Class ComputeKNNOutlierScores<O extends NumberVector>

  • Type Parameters:
    O - Vector type

    @Reference(authors="Erich Schubert, Remigius Wojdanowski, Arthur Zimek, Hans-Peter Kriegel",
               title="On Evaluation of Outlier Rankings and Outlier Scores",
               booktitle="Proc. 12th SIAM Int. Conf. on Data Mining (SDM 2012)",
               url="https://doi.org/10.1137/1.9781611972825.90",
               bibkey="DBLP:conf/sdm/SchubertWZK12")
    public class ComputeKNNOutlierScores<O extends NumberVector>
    extends AbstractDistanceBasedApplication<O>
    Application that runs a series of kNN-based algorithms on a data set, for building an ensemble in a second step. The output file consists of a label and one score value for each object.

    Since some algorithms can be too slow to run on large data sets and for large values of k, they can be disabled. For example -disable '(LDOF|DWOF|COF|FastABOD)' disables these two methods completely. Alternatively, you can use the parameter -ksquaremax to control the maximum k for these four methods separately.

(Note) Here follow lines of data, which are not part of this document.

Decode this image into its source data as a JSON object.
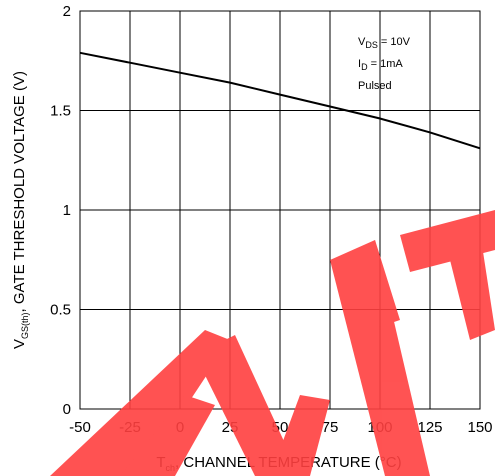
{
  "chart_data": {
    "type": "line",
    "title": "",
    "xlabel": {
      "main": "T",
      "sub": "ch",
      "rest": ", CHANNEL TEMPERATURE (°C)"
    },
    "ylabel": {
      "main": "V",
      "sub": "GS(th)",
      "rest": ", GATE THRESHOLD VOLTAGE (V)"
    },
    "xlim": [
      -50,
      150
    ],
    "ylim": [
      0,
      2
    ],
    "x_ticks": [
      -50,
      -25,
      0,
      25,
      50,
      75,
      100,
      125,
      150
    ],
    "y_ticks": [
      0,
      0.5,
      1,
      1.5,
      2
    ],
    "x_tick_labels": [
      "-50",
      "-25",
      "0",
      "25",
      "50",
      "75",
      "100",
      "125",
      "150"
    ],
    "y_tick_labels": [
      "0",
      "0.5",
      "1",
      "1.5",
      "2"
    ],
    "grid": true,
    "annotations": [
      {
        "main": "V",
        "sub": "DS",
        "rest": " = 10V"
      },
      {
        "main": "I",
        "sub": "D",
        "rest": " = 1mA"
      },
      {
        "main": "Pulsed",
        "sub": "",
        "rest": ""
      }
    ],
    "series": [
      {
        "x": [
          -50,
          -25,
          0,
          25,
          50,
          75,
          100,
          125,
          150
        ],
        "y": [
          1.79,
          1.74,
          1.69,
          1.64,
          1.58,
          1.52,
          1.46,
          1.39,
          1.31
        ]
      }
    ],
    "watermark": "EMT"
  }
}
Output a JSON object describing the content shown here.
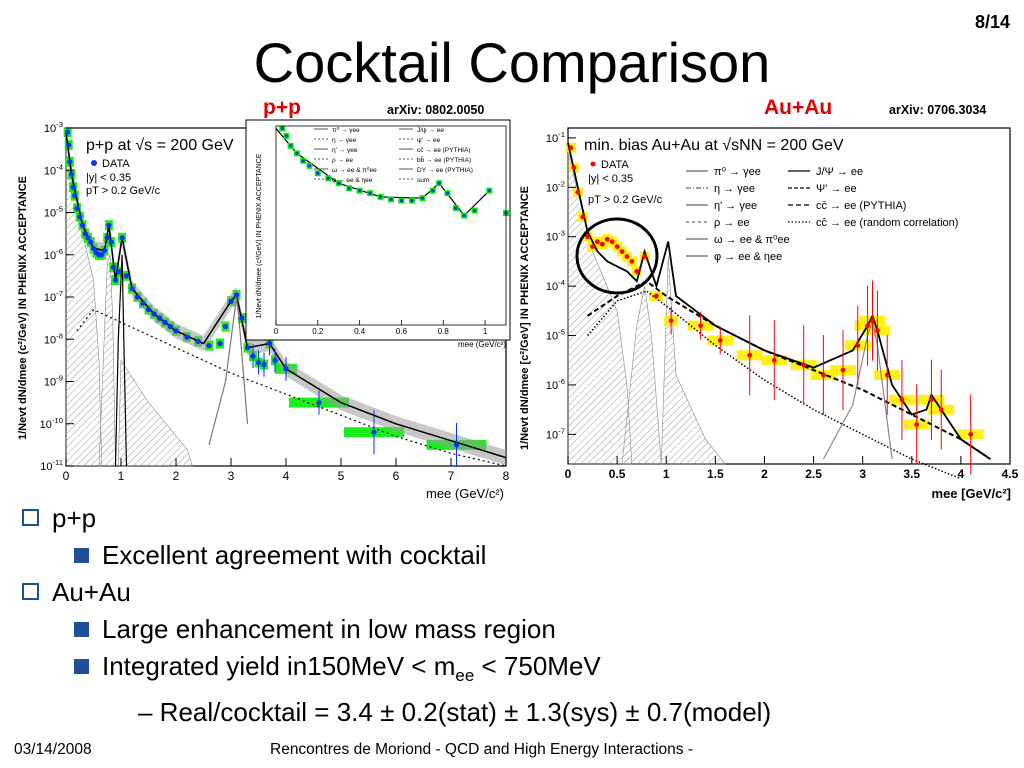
{
  "slide": {
    "title": "Cocktail Comparison",
    "page": "8/14",
    "footer_date": "03/14/2008",
    "footer_text": "Rencontres de Moriond - QCD and High Energy Interactions -"
  },
  "bullets": {
    "pp": "p+p",
    "pp_sub": "Excellent agreement with cocktail",
    "auau": "Au+Au",
    "auau_sub1": "Large enhancement in low mass region",
    "auau_sub2_pre": "Integrated yield in150MeV < m",
    "auau_sub2_sub": "ee",
    "auau_sub2_post": " < 750MeV",
    "auau_sub3": "– Real/cocktail = 3.4 ± 0.2(stat) ± 1.3(sys) ± 0.7(model)"
  },
  "colors": {
    "data_pp": "#0033ff",
    "data_auau": "#ff0000",
    "sys_pp": "#00ee00",
    "sys_auau": "#ffee00",
    "bullet": "#1f4e9c",
    "label": "#e00000"
  },
  "chart_data": [
    {
      "type": "line",
      "panel_label": "p+p",
      "reference": "arXiv: 0802.0050",
      "title_text": "p+p at √s = 200 GeV",
      "legend_data": "DATA",
      "cut1": "|y| < 0.35",
      "cut2": "pT > 0.2 GeV/c",
      "ylabel": "1/Nevt dN/dmee (c²/GeV) IN PHENIX ACCEPTANCE",
      "xlabel": "mee (GeV/c²)",
      "xlim": [
        0,
        8
      ],
      "ylim_log10": [
        -11,
        -3
      ],
      "log_y": true,
      "xticks": [
        "0",
        "1",
        "2",
        "3",
        "4",
        "5",
        "6",
        "7",
        "8"
      ],
      "yticks": [
        "10-11",
        "10-10",
        "10-9",
        "10-8",
        "10-7",
        "10-6",
        "10-5",
        "10-4",
        "10-3"
      ],
      "series": [
        {
          "name": "DATA",
          "x": [
            0.03,
            0.05,
            0.07,
            0.1,
            0.13,
            0.16,
            0.2,
            0.25,
            0.3,
            0.35,
            0.4,
            0.45,
            0.5,
            0.55,
            0.6,
            0.65,
            0.7,
            0.75,
            0.78,
            0.82,
            0.86,
            0.9,
            0.95,
            1.02,
            1.1,
            1.2,
            1.3,
            1.4,
            1.5,
            1.6,
            1.7,
            1.8,
            1.9,
            2.0,
            2.2,
            2.4,
            2.6,
            2.8,
            2.9,
            3.0,
            3.1,
            3.2,
            3.3,
            3.4,
            3.5,
            3.6,
            3.7,
            3.8,
            4.0,
            4.6,
            5.6,
            7.1
          ],
          "log10y": [
            -3.1,
            -3.4,
            -3.8,
            -4.1,
            -4.4,
            -4.6,
            -4.9,
            -5.1,
            -5.3,
            -5.5,
            -5.6,
            -5.7,
            -5.85,
            -5.95,
            -6.0,
            -6.0,
            -5.9,
            -5.6,
            -5.3,
            -5.7,
            -6.3,
            -6.6,
            -6.4,
            -5.6,
            -6.5,
            -6.8,
            -7.0,
            -7.15,
            -7.3,
            -7.4,
            -7.5,
            -7.6,
            -7.7,
            -7.8,
            -7.95,
            -8.05,
            -8.15,
            -8.1,
            -7.7,
            -7.1,
            -6.95,
            -7.5,
            -8.2,
            -8.4,
            -8.55,
            -8.6,
            -8.1,
            -8.5,
            -8.7,
            -9.5,
            -10.2,
            -10.5
          ]
        },
        {
          "name": "cocktail sum",
          "x": [
            0,
            0.1,
            0.3,
            0.5,
            0.7,
            0.78,
            0.9,
            1.02,
            1.2,
            1.6,
            2.0,
            2.5,
            3.0,
            3.1,
            3.3,
            3.7,
            4.0,
            5.0,
            6.0,
            7.0,
            8.0
          ],
          "log10y": [
            -3.1,
            -4.1,
            -5.3,
            -5.85,
            -5.9,
            -5.3,
            -6.6,
            -5.6,
            -6.8,
            -7.4,
            -7.8,
            -8.1,
            -7.1,
            -6.95,
            -8.2,
            -8.1,
            -8.7,
            -9.5,
            -10.0,
            -10.4,
            -10.8
          ]
        },
        {
          "name": "cc̄ → ee (PYTHIA)",
          "x": [
            0.2,
            0.5,
            1.0,
            1.5,
            2.0,
            2.5,
            3.0,
            4.0,
            5.0,
            6.0,
            7.0,
            8.0
          ],
          "log10y": [
            -7.8,
            -7.3,
            -7.6,
            -7.9,
            -8.2,
            -8.5,
            -8.8,
            -9.3,
            -9.8,
            -10.3,
            -10.7,
            -11.0
          ]
        },
        {
          "name": "J/ψ → ee",
          "x": [
            2.6,
            2.9,
            3.05,
            3.1,
            3.15,
            3.3
          ],
          "log10y": [
            -10.5,
            -9.0,
            -7.5,
            -7.0,
            -7.6,
            -10.0
          ]
        },
        {
          "name": "φ → ee & ηee",
          "x": [
            0.9,
            0.95,
            1.02,
            1.05,
            1.1
          ],
          "log10y": [
            -11.0,
            -8.0,
            -6.0,
            -8.0,
            -11.0
          ]
        }
      ],
      "inset": {
        "xlim": [
          0,
          1.1
        ],
        "xticks": [
          "0",
          "0.2",
          "0.4",
          "0.6",
          "0.8",
          "1"
        ],
        "xlabel": "mee (GeV/c²)",
        "ylabel": "1/Nevt dN/dmee (c²/GeV) IN PHENIX ACCEPTANCE",
        "legend": [
          "π⁰ → γee",
          "η → γee",
          "η' → γee",
          "ρ → ee",
          "ω → ee & π⁰ee",
          "φ → ee & ηee",
          "J/ψ → ee",
          "ψ' → ee",
          "cc̄ → ee (PYTHIA)",
          "bb̄ → ee (PYTHIA)",
          "DY → ee (PYTHIA)",
          "sum"
        ]
      }
    },
    {
      "type": "line",
      "panel_label": "Au+Au",
      "reference": "arXiv: 0706.3034",
      "title_text": "min. bias Au+Au at √sNN = 200 GeV",
      "legend_data": "DATA",
      "cut1": "|y| < 0.35",
      "cut2": "pT > 0.2 GeV/c",
      "ylabel": "1/Nevt dN/dmee [c²/GeV] IN PHENIX ACCEPTANCE",
      "xlabel": "mee [GeV/c²]",
      "xlim": [
        0,
        4.5
      ],
      "ylim_log10": [
        -7.6,
        -0.8
      ],
      "log_y": true,
      "xticks": [
        "0",
        "0.5",
        "1",
        "1.5",
        "2",
        "2.5",
        "3",
        "3.5",
        "4",
        "4.5"
      ],
      "yticks": [
        "10-7",
        "10-6",
        "10-5",
        "10-4",
        "10-3",
        "10-2",
        "10-1"
      ],
      "legend": [
        "π⁰ → γee",
        "η → γee",
        "η' → γee",
        "ρ → ee",
        "ω → ee & π⁰ee",
        "φ → ee & ηee",
        "J/Ψ → ee",
        "Ψ' → ee",
        "cc̄ → ee (PYTHIA)",
        "cc̄ → ee (random correlation)"
      ],
      "series": [
        {
          "name": "DATA",
          "x": [
            0.03,
            0.06,
            0.1,
            0.15,
            0.2,
            0.25,
            0.3,
            0.35,
            0.4,
            0.45,
            0.5,
            0.55,
            0.6,
            0.65,
            0.7,
            0.78,
            0.9,
            1.05,
            1.35,
            1.55,
            1.85,
            2.1,
            2.4,
            2.6,
            2.8,
            2.95,
            3.05,
            3.1,
            3.15,
            3.25,
            3.4,
            3.55,
            3.7,
            3.8,
            4.1
          ],
          "log10y": [
            -1.2,
            -1.6,
            -2.1,
            -2.6,
            -3.0,
            -3.2,
            -3.1,
            -3.15,
            -3.05,
            -3.1,
            -3.2,
            -3.3,
            -3.4,
            -3.5,
            -3.7,
            -3.4,
            -4.2,
            -4.7,
            -4.8,
            -5.1,
            -5.4,
            -5.5,
            -5.6,
            -5.8,
            -5.7,
            -5.2,
            -4.8,
            -4.7,
            -4.9,
            -5.8,
            -6.3,
            -6.8,
            -6.3,
            -6.5,
            -7.0
          ]
        },
        {
          "name": "cocktail sum",
          "x": [
            0,
            0.1,
            0.2,
            0.3,
            0.4,
            0.5,
            0.6,
            0.7,
            0.78,
            0.9,
            1.02,
            1.1,
            1.5,
            2.0,
            2.5,
            2.9,
            3.05,
            3.1,
            3.15,
            3.3,
            3.5,
            3.65,
            3.7,
            3.8,
            4.0,
            4.3
          ],
          "log10y": [
            -1.1,
            -2.0,
            -2.9,
            -3.3,
            -3.5,
            -3.6,
            -3.7,
            -3.9,
            -3.3,
            -4.0,
            -3.1,
            -4.2,
            -4.8,
            -5.3,
            -5.65,
            -5.3,
            -4.8,
            -4.6,
            -4.9,
            -6.0,
            -6.6,
            -6.5,
            -6.2,
            -6.5,
            -7.1,
            -7.5
          ]
        },
        {
          "name": "cc̄ → ee (PYTHIA)",
          "x": [
            0.2,
            0.5,
            0.8,
            1.0,
            1.5,
            2.0,
            2.5,
            3.0,
            3.5,
            4.0,
            4.3
          ],
          "log10y": [
            -4.6,
            -4.2,
            -3.9,
            -4.2,
            -4.8,
            -5.3,
            -5.7,
            -6.1,
            -6.6,
            -7.1,
            -7.5
          ]
        },
        {
          "name": "cc̄ → ee (random correlation)",
          "x": [
            0.2,
            0.5,
            0.8,
            1.0,
            1.5,
            2.0,
            2.5,
            3.0,
            3.5,
            4.0
          ],
          "log10y": [
            -5.0,
            -4.3,
            -4.1,
            -4.4,
            -5.2,
            -5.9,
            -6.5,
            -7.0,
            -7.5,
            -7.9
          ]
        },
        {
          "name": "J/Ψ → ee",
          "x": [
            2.6,
            2.9,
            3.05,
            3.1,
            3.15,
            3.3
          ],
          "log10y": [
            -7.5,
            -6.4,
            -5.0,
            -4.7,
            -5.2,
            -7.5
          ]
        }
      ]
    }
  ]
}
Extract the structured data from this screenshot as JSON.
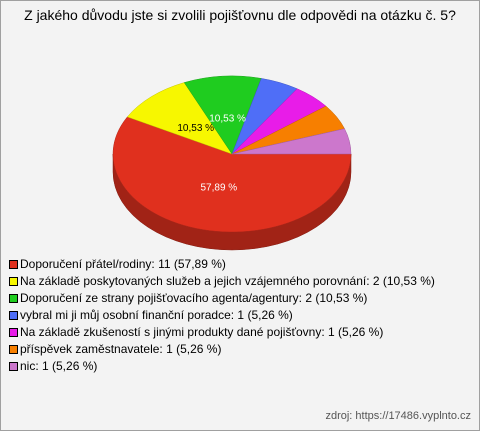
{
  "chart_data": {
    "type": "pie3d",
    "title": "Z jakého důvodu jste si zvolili pojišťovnu dle odpovědi na otázku č. 5?",
    "categories": [
      "Doporučení přátel/rodiny: 11 (57,89 %)",
      "Na základě poskytovaných služeb a jejich vzájemného porovnání: 2 (10,53 %)",
      "Doporučení ze strany pojišťovacího agenta/agentury: 2 (10,53 %)",
      "vybral mi ji můj osobní finanční poradce: 1 (5,26 %)",
      "Na základě zkušeností s jinými produkty dané pojišťovny: 1 (5,26 %)",
      "příspěvek zaměstnavatele: 1 (5,26 %)",
      "nic: 1 (5,26 %)"
    ],
    "values": [
      57.89,
      10.53,
      10.53,
      5.26,
      5.26,
      5.26,
      5.26
    ],
    "value_labels": [
      "57,89 %",
      "10,53 %",
      "10,53 %",
      null,
      null,
      null,
      null
    ],
    "colors": [
      "#e0301e",
      "#f7f700",
      "#1fcc1f",
      "#4f6ef7",
      "#e81ce8",
      "#f77f00",
      "#cc77cc"
    ],
    "source": "zdroj: https://17486.vyplnto.cz"
  }
}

    For methods where k=1 does not make sense, this value will be skipped, and the procedure will commence at 1+stepsize.

    Reference:

    Erich Schubert, Remigius Wojdanowski, Arthur Zimek, Hans-Peter Kriegel
    On Evaluation of Outlier Rankings and Outlier Scores
    Proc. 12th SIAM Int. Conf. on Data Mining (SDM 2012)

    Since:
    0.5.0
    Author:
    Erich Schubert
    • Field Detail

      • LOG

        private static final Logging LOG
        Our logger class.
      • outfile

        java.nio.file.Path outfile
        Output file
      • bylabel

        ByLabelOutlier bylabel
        By label outlier detection - reference
      • disable

        java.util.regex.Pattern disable
        Pattern for disabling (skipping) methods.
      • ksquarestop

        int ksquarestop
        Maximum k for O(k^2) methods.
      • timelimit

        long timelimit
        Timelimit for computation (not strictly enforced). In ms.
    • Constructor Detail

      • ComputeKNNOutlierScores

        public ComputeKNNOutlierScores​(InputStep inputstep,
                                       Distance<? super O> distance,
                                       IntGenerator krange,
                                       ByLabelOutlier bylabel,
                                       java.nio.file.Path outfile,
                                       ScalingFunction scaling,
                                       java.util.regex.Pattern disable,
                                       int ksquarestop,
                                       long timelimit)
        Constructor.
        Parameters:
        inputstep - Input step
        distance - Distance function
        krange - K parameter range
        bylabel - By label outlier (reference)
        outfile - Output file
        scaling - Scaling function
        disable - Pattern for disabling methods
        ksquarestop - Maximum k for O(k^2) methods
        timelimit - Time limit in seconds
    • Method Detail

      • writeResult

        void writeResult​(java.lang.Appendable out,
                         DBIDs ids,
                         OutlierResult result,
                         ScalingFunction scaling,
                         java.lang.String label)
        Write a single output line.
        Parameters:
        out - Output stream
        ids - DBIDs
        result - Outlier result
        scaling - Scaling function
        label - Identification label
      • runForEachK

        private void runForEachK​(java.lang.String prefix,
                                 int mink,
                                 int maxk,
                                 java.util.function.IntFunction<OutlierResult> runner,
                                 java.util.function.BiConsumer<java.lang.String,​OutlierResult> out)
        Iterate over the k range.
        Parameters:
        prefix - Prefix string
        mink - Minimum value of k for this method
        maxk - Maximum value of k for this method
        runner - Runner to run
        out - Output function
      • isDisabled

        protected boolean isDisabled​(java.lang.String name)
        Test if a given algorithm is disabled.
        Parameters:
        name - Algorithm name
        Returns:
        true if disabled
      • main

        public static void main​(java.lang.String[] args)
        Main method.
        Parameters:
        args - Command line parameters.